As fileiras dos Partidos se nutrem constantemente não só de operários avançados, mas também com elementos pouco maduros, entre eles os oriundos das camadas médias. Estes, querendo ou não, trazem aos Partidos os seus preconceitos e as suas extravagâncias. Sempre existe a possibilidade objetiva de que nos Partidos Comunistas penetrem influências burguesas e pequeno-burguesas, concepções oportunistas que levam ao desânimo e à desconfiança no triunfo de uma nova sociedade. Daí a justificativa para que a luta pela pureza da ideologia marxista-leninista seja uma lei cabal na existência e desenvolvimento dos Partidos Comunistas.
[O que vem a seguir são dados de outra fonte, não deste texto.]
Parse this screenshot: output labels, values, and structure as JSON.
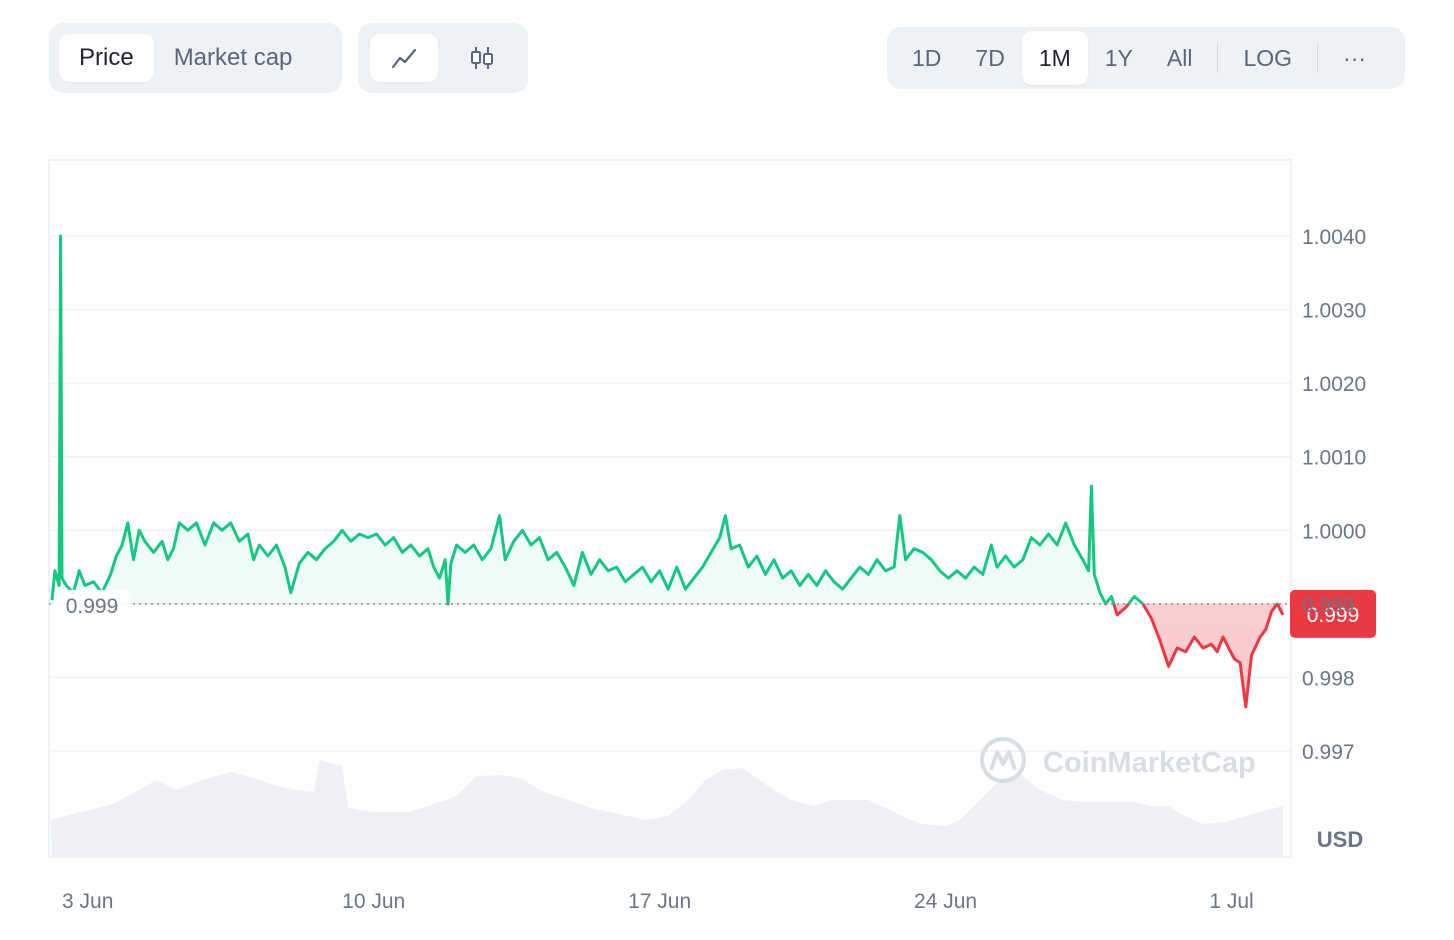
{
  "toolbar": {
    "type_tabs": [
      "Price",
      "Market cap"
    ],
    "active_type": "Price",
    "chart_modes": [
      "line-chart-icon",
      "candlestick-icon"
    ],
    "active_mode": "line-chart-icon",
    "ranges": [
      "1D",
      "7D",
      "1M",
      "1Y",
      "All"
    ],
    "active_range": "1M",
    "log_label": "LOG",
    "more_label": "···"
  },
  "colors": {
    "up": "#16c784",
    "down": "#ea3943",
    "grid": "#eff2f5",
    "volume": "#eef0f3"
  },
  "watermark": "CoinMarketCap",
  "chart_data": {
    "type": "line",
    "y_unit": "USD",
    "ylim": [
      0.9963,
      1.005
    ],
    "yticks": [
      {
        "v": 1.004,
        "label": "1.0040"
      },
      {
        "v": 1.003,
        "label": "1.0030"
      },
      {
        "v": 1.002,
        "label": "1.0020"
      },
      {
        "v": 1.001,
        "label": "1.0010"
      },
      {
        "v": 1.0,
        "label": "1.0000"
      },
      {
        "v": 0.999,
        "label": "0.999"
      },
      {
        "v": 0.998,
        "label": "0.998"
      },
      {
        "v": 0.997,
        "label": "0.997"
      }
    ],
    "xlim": [
      1.75,
      44.8
    ],
    "xticks": [
      {
        "day": 3,
        "label": "3 Jun"
      },
      {
        "day": 13,
        "label": "10 Jun"
      },
      {
        "day": 23,
        "label": "17 Jun"
      },
      {
        "day": 33,
        "label": "24 Jun"
      },
      {
        "day": 43,
        "label": "1 Jul"
      }
    ],
    "baseline": 0.999,
    "baseline_label": "0.999",
    "current_label": "0.999",
    "series": [
      {
        "values": [
          [
            1.75,
            0.99905
          ],
          [
            1.85,
            0.99945
          ],
          [
            2.0,
            0.99925
          ],
          [
            2.05,
            1.004
          ],
          [
            2.1,
            0.99935
          ],
          [
            2.25,
            0.99925
          ],
          [
            2.5,
            0.99915
          ],
          [
            2.7,
            0.99945
          ],
          [
            2.9,
            0.99925
          ],
          [
            3.2,
            0.9993
          ],
          [
            3.5,
            0.99915
          ],
          [
            3.8,
            0.9994
          ],
          [
            4.0,
            0.99965
          ],
          [
            4.2,
            0.9998
          ],
          [
            4.4,
            1.0001
          ],
          [
            4.6,
            0.9996
          ],
          [
            4.8,
            1.0
          ],
          [
            5.0,
            0.99985
          ],
          [
            5.3,
            0.9997
          ],
          [
            5.6,
            0.99985
          ],
          [
            5.8,
            0.9996
          ],
          [
            6.0,
            0.99975
          ],
          [
            6.2,
            1.0001
          ],
          [
            6.5,
            1.0
          ],
          [
            6.8,
            1.0001
          ],
          [
            7.1,
            0.9998
          ],
          [
            7.4,
            1.0001
          ],
          [
            7.7,
            1.0
          ],
          [
            8.0,
            1.0001
          ],
          [
            8.3,
            0.99985
          ],
          [
            8.6,
            0.99995
          ],
          [
            8.8,
            0.9996
          ],
          [
            9.0,
            0.9998
          ],
          [
            9.3,
            0.99965
          ],
          [
            9.6,
            0.9998
          ],
          [
            9.9,
            0.9995
          ],
          [
            10.1,
            0.99915
          ],
          [
            10.4,
            0.99955
          ],
          [
            10.7,
            0.9997
          ],
          [
            11.0,
            0.9996
          ],
          [
            11.3,
            0.99975
          ],
          [
            11.6,
            0.99985
          ],
          [
            11.9,
            1.0
          ],
          [
            12.2,
            0.99985
          ],
          [
            12.5,
            0.99995
          ],
          [
            12.8,
            0.9999
          ],
          [
            13.1,
            0.99995
          ],
          [
            13.4,
            0.9998
          ],
          [
            13.7,
            0.9999
          ],
          [
            14.0,
            0.9997
          ],
          [
            14.3,
            0.9998
          ],
          [
            14.6,
            0.99965
          ],
          [
            14.9,
            0.99975
          ],
          [
            15.1,
            0.9995
          ],
          [
            15.3,
            0.99935
          ],
          [
            15.5,
            0.9996
          ],
          [
            15.6,
            0.999
          ],
          [
            15.7,
            0.99955
          ],
          [
            15.9,
            0.9998
          ],
          [
            16.2,
            0.9997
          ],
          [
            16.5,
            0.9998
          ],
          [
            16.8,
            0.9996
          ],
          [
            17.1,
            0.99975
          ],
          [
            17.4,
            1.0002
          ],
          [
            17.6,
            0.9996
          ],
          [
            17.9,
            0.99985
          ],
          [
            18.2,
            1.0
          ],
          [
            18.5,
            0.9998
          ],
          [
            18.8,
            0.9999
          ],
          [
            19.1,
            0.9996
          ],
          [
            19.4,
            0.9997
          ],
          [
            19.7,
            0.9995
          ],
          [
            20.0,
            0.99925
          ],
          [
            20.3,
            0.9997
          ],
          [
            20.6,
            0.9994
          ],
          [
            20.9,
            0.9996
          ],
          [
            21.2,
            0.99945
          ],
          [
            21.5,
            0.9995
          ],
          [
            21.8,
            0.9993
          ],
          [
            22.1,
            0.9994
          ],
          [
            22.4,
            0.9995
          ],
          [
            22.7,
            0.9993
          ],
          [
            23.0,
            0.99945
          ],
          [
            23.3,
            0.9992
          ],
          [
            23.6,
            0.9995
          ],
          [
            23.9,
            0.9992
          ],
          [
            24.2,
            0.99935
          ],
          [
            24.5,
            0.9995
          ],
          [
            24.8,
            0.9997
          ],
          [
            25.1,
            0.9999
          ],
          [
            25.3,
            1.0002
          ],
          [
            25.5,
            0.99975
          ],
          [
            25.8,
            0.9998
          ],
          [
            26.1,
            0.9995
          ],
          [
            26.4,
            0.99965
          ],
          [
            26.7,
            0.9994
          ],
          [
            27.0,
            0.9996
          ],
          [
            27.3,
            0.99935
          ],
          [
            27.6,
            0.99945
          ],
          [
            27.9,
            0.99925
          ],
          [
            28.2,
            0.9994
          ],
          [
            28.5,
            0.99925
          ],
          [
            28.8,
            0.99945
          ],
          [
            29.1,
            0.9993
          ],
          [
            29.4,
            0.9992
          ],
          [
            29.7,
            0.99935
          ],
          [
            30.0,
            0.9995
          ],
          [
            30.3,
            0.9994
          ],
          [
            30.6,
            0.9996
          ],
          [
            30.9,
            0.99945
          ],
          [
            31.2,
            0.9995
          ],
          [
            31.4,
            1.0002
          ],
          [
            31.6,
            0.9996
          ],
          [
            31.9,
            0.99975
          ],
          [
            32.2,
            0.9997
          ],
          [
            32.5,
            0.9996
          ],
          [
            32.8,
            0.99945
          ],
          [
            33.1,
            0.99935
          ],
          [
            33.4,
            0.99945
          ],
          [
            33.7,
            0.99935
          ],
          [
            34.0,
            0.9995
          ],
          [
            34.3,
            0.9994
          ],
          [
            34.6,
            0.9998
          ],
          [
            34.8,
            0.9995
          ],
          [
            35.1,
            0.99965
          ],
          [
            35.4,
            0.9995
          ],
          [
            35.7,
            0.9996
          ],
          [
            36.0,
            0.9999
          ],
          [
            36.3,
            0.9998
          ],
          [
            36.6,
            0.99995
          ],
          [
            36.9,
            0.9998
          ],
          [
            37.2,
            1.0001
          ],
          [
            37.5,
            0.9998
          ],
          [
            37.8,
            0.9996
          ],
          [
            38.0,
            0.99945
          ],
          [
            38.1,
            1.0006
          ],
          [
            38.2,
            0.9994
          ],
          [
            38.4,
            0.99915
          ],
          [
            38.6,
            0.999
          ],
          [
            38.8,
            0.9991
          ],
          [
            39.0,
            0.99885
          ],
          [
            39.3,
            0.99895
          ],
          [
            39.6,
            0.9991
          ],
          [
            39.9,
            0.999
          ],
          [
            40.2,
            0.9988
          ],
          [
            40.5,
            0.9985
          ],
          [
            40.8,
            0.99815
          ],
          [
            41.1,
            0.9984
          ],
          [
            41.4,
            0.99835
          ],
          [
            41.7,
            0.99855
          ],
          [
            42.0,
            0.9984
          ],
          [
            42.3,
            0.99845
          ],
          [
            42.5,
            0.99835
          ],
          [
            42.7,
            0.99855
          ],
          [
            42.9,
            0.9984
          ],
          [
            43.1,
            0.99825
          ],
          [
            43.3,
            0.9982
          ],
          [
            43.5,
            0.9976
          ],
          [
            43.7,
            0.9983
          ],
          [
            44.0,
            0.99855
          ],
          [
            44.2,
            0.99865
          ],
          [
            44.4,
            0.9989
          ],
          [
            44.6,
            0.999
          ],
          [
            44.8,
            0.99885
          ]
        ]
      }
    ]
  }
}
A ideologia burguesa vai mudando de matiz conforme a luta da classe trabalhadora se amplia. As formas grosseiras empregadas para justificar o capitalismo vêm sendo substituídas por procedimentos mais sutis de defesa. Porém, a ideologia burguesa não muda por isso. Da mesma maneira, o oportunismo, qualquer que seja a roupagem com que se apresente, sempre possui o mesmo propósito, declarado ou escondido: conciliar a classe trabalhadora com o capitalismo, submeter o movimento operário aos interesses das classes dominantes. Prova disso são as constantes tentativas dos oportunistas em revisar a doutrina revolucionária da classe operária, que é o marxismo-leninismo.

O revisionismo ou “revisão” do marxismo, como indicava Lênin, é “uma das principais manifestações, se não a principal, de influência burguesa sobre o proletariado e da corrupção burguesa dos proletários”.
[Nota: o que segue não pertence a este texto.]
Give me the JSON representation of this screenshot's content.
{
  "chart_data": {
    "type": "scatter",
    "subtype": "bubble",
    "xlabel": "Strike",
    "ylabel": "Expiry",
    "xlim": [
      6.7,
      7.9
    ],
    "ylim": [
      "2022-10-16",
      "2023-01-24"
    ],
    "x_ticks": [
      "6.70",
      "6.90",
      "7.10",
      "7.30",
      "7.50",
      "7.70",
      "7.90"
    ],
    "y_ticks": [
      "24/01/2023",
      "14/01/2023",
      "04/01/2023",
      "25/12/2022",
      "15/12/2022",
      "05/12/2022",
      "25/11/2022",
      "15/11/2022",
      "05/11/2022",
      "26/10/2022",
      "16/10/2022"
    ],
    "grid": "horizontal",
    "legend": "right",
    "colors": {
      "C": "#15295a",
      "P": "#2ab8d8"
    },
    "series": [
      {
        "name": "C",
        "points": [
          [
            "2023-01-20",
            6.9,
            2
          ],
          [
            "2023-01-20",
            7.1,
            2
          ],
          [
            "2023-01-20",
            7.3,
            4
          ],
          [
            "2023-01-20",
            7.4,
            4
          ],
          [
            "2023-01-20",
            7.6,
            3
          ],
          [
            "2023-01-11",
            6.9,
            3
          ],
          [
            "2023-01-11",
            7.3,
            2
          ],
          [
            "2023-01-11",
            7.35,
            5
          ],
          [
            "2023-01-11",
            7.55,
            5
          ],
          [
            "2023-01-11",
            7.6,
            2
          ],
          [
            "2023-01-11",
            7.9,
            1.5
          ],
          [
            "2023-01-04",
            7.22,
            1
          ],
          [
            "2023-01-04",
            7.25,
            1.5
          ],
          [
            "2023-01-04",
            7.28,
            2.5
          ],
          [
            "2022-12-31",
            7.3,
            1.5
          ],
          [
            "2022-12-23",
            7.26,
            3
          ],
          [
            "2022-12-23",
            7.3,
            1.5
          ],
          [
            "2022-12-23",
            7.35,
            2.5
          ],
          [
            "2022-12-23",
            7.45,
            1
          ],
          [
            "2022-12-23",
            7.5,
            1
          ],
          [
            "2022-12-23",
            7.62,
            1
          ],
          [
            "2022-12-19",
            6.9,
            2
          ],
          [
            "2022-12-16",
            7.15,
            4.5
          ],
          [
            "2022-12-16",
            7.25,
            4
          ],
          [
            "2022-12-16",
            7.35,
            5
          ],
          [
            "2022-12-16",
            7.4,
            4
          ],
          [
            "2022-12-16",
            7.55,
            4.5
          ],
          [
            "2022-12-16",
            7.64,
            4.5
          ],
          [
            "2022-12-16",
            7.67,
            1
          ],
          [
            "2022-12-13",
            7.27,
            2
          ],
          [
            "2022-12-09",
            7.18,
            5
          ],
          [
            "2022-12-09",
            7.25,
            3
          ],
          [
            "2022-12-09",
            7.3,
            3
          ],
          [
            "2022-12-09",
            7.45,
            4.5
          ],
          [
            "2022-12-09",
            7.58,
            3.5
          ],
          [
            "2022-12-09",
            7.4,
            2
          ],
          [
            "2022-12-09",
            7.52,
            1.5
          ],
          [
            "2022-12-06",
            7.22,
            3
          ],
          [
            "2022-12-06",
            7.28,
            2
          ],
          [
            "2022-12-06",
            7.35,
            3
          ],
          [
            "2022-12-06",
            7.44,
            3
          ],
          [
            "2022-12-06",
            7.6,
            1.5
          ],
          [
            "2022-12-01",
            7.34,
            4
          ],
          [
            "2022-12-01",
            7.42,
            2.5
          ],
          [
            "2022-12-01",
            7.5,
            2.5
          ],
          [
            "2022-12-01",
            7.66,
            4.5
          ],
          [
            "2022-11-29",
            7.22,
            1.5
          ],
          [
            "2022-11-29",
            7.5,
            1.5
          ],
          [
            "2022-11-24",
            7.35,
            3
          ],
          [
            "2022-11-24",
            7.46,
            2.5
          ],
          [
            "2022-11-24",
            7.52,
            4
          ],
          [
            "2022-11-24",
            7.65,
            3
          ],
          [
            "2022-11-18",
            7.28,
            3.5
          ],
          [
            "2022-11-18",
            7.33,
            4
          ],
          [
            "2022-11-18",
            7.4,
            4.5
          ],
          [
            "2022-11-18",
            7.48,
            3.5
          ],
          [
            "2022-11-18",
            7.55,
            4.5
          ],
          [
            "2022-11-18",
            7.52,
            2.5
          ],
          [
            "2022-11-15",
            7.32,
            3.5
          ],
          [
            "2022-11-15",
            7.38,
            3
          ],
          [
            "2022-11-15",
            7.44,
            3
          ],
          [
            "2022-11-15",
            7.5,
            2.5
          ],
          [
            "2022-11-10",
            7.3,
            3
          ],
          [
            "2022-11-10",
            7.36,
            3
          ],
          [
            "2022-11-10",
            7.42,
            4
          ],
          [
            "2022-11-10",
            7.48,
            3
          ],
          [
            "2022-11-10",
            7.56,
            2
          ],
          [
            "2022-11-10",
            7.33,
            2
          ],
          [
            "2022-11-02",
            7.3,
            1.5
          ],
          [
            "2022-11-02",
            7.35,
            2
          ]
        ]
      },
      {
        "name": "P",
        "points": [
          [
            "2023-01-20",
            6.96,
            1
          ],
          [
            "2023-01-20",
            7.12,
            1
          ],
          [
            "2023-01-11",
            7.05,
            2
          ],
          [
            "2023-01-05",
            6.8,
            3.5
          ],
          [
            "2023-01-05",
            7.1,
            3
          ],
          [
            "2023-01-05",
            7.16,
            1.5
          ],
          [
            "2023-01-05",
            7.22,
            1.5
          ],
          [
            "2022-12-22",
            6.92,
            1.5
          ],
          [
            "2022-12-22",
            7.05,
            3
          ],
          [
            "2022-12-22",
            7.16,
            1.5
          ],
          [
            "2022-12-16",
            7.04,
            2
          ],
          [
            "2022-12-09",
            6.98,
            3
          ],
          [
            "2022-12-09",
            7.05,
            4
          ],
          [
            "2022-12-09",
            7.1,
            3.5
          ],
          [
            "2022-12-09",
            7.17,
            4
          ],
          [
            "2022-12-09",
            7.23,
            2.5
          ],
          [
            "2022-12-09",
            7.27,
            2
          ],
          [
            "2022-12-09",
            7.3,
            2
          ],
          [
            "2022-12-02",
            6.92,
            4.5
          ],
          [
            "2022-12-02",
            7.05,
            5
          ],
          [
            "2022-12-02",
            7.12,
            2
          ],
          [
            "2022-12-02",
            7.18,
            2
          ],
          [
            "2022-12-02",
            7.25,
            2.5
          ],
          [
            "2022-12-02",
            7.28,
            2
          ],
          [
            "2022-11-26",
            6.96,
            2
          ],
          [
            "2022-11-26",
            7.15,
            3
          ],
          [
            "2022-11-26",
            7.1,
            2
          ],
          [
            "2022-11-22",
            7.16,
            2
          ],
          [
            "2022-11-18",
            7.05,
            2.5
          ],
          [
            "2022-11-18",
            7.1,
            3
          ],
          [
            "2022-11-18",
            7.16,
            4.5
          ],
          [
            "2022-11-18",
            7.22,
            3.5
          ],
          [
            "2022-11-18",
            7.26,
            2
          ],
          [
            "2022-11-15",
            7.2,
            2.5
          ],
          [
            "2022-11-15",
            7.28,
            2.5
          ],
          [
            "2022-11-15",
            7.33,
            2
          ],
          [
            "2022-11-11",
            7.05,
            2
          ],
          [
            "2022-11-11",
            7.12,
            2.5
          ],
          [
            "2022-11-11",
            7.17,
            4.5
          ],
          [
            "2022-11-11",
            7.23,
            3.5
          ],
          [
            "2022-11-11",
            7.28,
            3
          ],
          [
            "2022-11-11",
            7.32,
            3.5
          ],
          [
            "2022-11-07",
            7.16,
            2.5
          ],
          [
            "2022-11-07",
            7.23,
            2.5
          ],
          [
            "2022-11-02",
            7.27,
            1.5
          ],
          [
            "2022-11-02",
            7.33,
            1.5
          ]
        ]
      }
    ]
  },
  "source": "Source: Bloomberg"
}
Os esforços teóricos e práticos dos revisionistas se subordinam sempre, em última instância, ao desejo de acabar com os Partidos Comunistas ou de convertê-los numa organização reformista. Em algumas condições históricas, estes propósitos não são ocultados. Em outras, são apresentados de maneira mascarada. Os revisionistas sempre empreenderam campanhas contra os Partidos, afirmando que se trata de uma organização que necessita ser “arquivada”. E, em seu lugar, propõem criar uma ampla organização sem Partido, ou seja, criar somente uma “organização de trabalhadores”.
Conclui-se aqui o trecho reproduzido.